So war es bei Roosevelt in der Alten Feuerwache in Mannheim

Roosevelt in der Feuerwache in Mannheim // © Yannick Philippe
Roosevelt in der Feuerwache in Mannheim // © Yannick Philippe

Warme Indie-Disko im internationalem Stil – Roosevelt aus Köln demonstriert in der Mannheimer Feuerwache, warum er so gut ankommt.

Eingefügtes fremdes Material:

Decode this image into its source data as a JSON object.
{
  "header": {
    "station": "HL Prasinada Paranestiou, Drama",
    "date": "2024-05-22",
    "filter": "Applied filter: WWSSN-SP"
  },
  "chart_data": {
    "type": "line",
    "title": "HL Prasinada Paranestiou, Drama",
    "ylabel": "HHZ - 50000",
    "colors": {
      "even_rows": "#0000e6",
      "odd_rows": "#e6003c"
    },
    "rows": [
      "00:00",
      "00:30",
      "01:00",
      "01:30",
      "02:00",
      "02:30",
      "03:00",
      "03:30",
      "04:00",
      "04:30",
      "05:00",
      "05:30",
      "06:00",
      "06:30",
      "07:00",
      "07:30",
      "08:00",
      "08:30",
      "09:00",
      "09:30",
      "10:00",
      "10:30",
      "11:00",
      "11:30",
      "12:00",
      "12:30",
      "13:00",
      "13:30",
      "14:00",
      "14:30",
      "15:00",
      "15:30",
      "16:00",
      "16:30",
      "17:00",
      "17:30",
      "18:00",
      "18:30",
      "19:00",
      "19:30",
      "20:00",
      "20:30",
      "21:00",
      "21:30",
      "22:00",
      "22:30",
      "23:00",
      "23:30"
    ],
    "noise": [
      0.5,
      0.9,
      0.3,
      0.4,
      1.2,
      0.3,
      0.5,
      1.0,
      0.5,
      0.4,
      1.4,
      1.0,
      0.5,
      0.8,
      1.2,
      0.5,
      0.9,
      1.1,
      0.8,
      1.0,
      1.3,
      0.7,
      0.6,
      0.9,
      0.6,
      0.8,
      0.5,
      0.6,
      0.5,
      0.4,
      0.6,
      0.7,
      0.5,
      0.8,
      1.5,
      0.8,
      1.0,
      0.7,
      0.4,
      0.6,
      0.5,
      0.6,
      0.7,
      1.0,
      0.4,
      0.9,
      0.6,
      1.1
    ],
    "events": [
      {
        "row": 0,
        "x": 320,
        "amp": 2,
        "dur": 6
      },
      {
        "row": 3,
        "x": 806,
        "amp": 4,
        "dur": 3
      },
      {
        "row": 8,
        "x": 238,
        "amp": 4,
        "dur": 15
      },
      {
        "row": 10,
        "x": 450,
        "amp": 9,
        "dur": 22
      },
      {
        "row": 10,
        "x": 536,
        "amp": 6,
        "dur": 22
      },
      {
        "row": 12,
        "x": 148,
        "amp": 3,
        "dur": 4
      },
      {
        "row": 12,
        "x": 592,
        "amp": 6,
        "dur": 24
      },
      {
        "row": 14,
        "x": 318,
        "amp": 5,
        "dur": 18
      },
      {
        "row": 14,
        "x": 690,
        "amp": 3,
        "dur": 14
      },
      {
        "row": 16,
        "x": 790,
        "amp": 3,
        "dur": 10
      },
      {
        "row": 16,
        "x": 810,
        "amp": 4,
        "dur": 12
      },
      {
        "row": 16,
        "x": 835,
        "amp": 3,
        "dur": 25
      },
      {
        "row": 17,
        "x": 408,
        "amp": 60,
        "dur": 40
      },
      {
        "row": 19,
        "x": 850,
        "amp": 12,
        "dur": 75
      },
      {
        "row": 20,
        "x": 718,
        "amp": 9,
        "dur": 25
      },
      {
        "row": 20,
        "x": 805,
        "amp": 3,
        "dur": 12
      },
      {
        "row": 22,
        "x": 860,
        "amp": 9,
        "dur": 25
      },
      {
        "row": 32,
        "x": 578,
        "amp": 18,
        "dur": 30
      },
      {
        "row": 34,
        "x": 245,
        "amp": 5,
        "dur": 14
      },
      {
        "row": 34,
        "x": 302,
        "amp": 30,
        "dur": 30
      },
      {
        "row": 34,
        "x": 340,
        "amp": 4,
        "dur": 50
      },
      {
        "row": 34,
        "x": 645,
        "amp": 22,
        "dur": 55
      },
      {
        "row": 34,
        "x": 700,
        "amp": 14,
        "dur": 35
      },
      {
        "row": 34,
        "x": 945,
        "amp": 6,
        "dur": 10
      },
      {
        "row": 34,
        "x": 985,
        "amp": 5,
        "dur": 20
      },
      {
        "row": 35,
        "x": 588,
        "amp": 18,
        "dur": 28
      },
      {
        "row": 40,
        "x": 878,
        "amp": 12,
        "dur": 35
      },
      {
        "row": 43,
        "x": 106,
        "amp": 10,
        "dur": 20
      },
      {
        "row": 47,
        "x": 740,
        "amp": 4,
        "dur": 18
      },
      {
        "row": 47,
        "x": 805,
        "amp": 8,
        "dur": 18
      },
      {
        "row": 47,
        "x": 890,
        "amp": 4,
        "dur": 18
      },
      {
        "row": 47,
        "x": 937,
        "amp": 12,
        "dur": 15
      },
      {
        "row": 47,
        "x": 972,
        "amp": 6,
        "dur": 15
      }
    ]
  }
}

Fast fünf Jahre hat es vom ersten Song bis zum Debütalbum von Roosevelt gedauert. Dem aus Köln stammenden Musiker dafür jedoch einen Vorwurf zu machen, wäre anmaßend und uncool. Auf seinem langen Weg hat Roosevelt seine Fans nämlich immer wieder mit neuen Songs gefüttert. Neben seinen eigenen Songs gibt es auch eine Fülle an Remixen von Indie-Songs, die allesamt diesen besonderen Roosevelt Touch haben. Lassen wir also die lange Zeit als Findungsphase gelten und schon geben wir der Sache einen durchaus sehr positiven Twist.

Bevor die knapp 300 Besucher sich davon ein Bild machen konnten, war die Bühne für Josin hergerichtet. Diese war bereits mit Ry x in der Feuerwache und lieferte ein solides Set ab, das aber gegen Ende doch etwas langatmig wurde, was aber nicht sonderlich schlimm war, da viele Menschen eh noch die letzten warmen Sonnenstrahlen des Tages genießen wollten. Ein Sonnenbad und Roosevelt – das passt halt. Wie auf seinem Debütalbum begann sein Seit mit dem logischen „Intro“, worauf dann „Wait Up“ folgte und ab spätestens dem Zeitpunkt sollte man besser seinen kühlen Drink in der dunklen Feuerwache zur Seite stellen und ein wenig abdancen.

Ein Sonnenbad und Roosevelt – das passt halt.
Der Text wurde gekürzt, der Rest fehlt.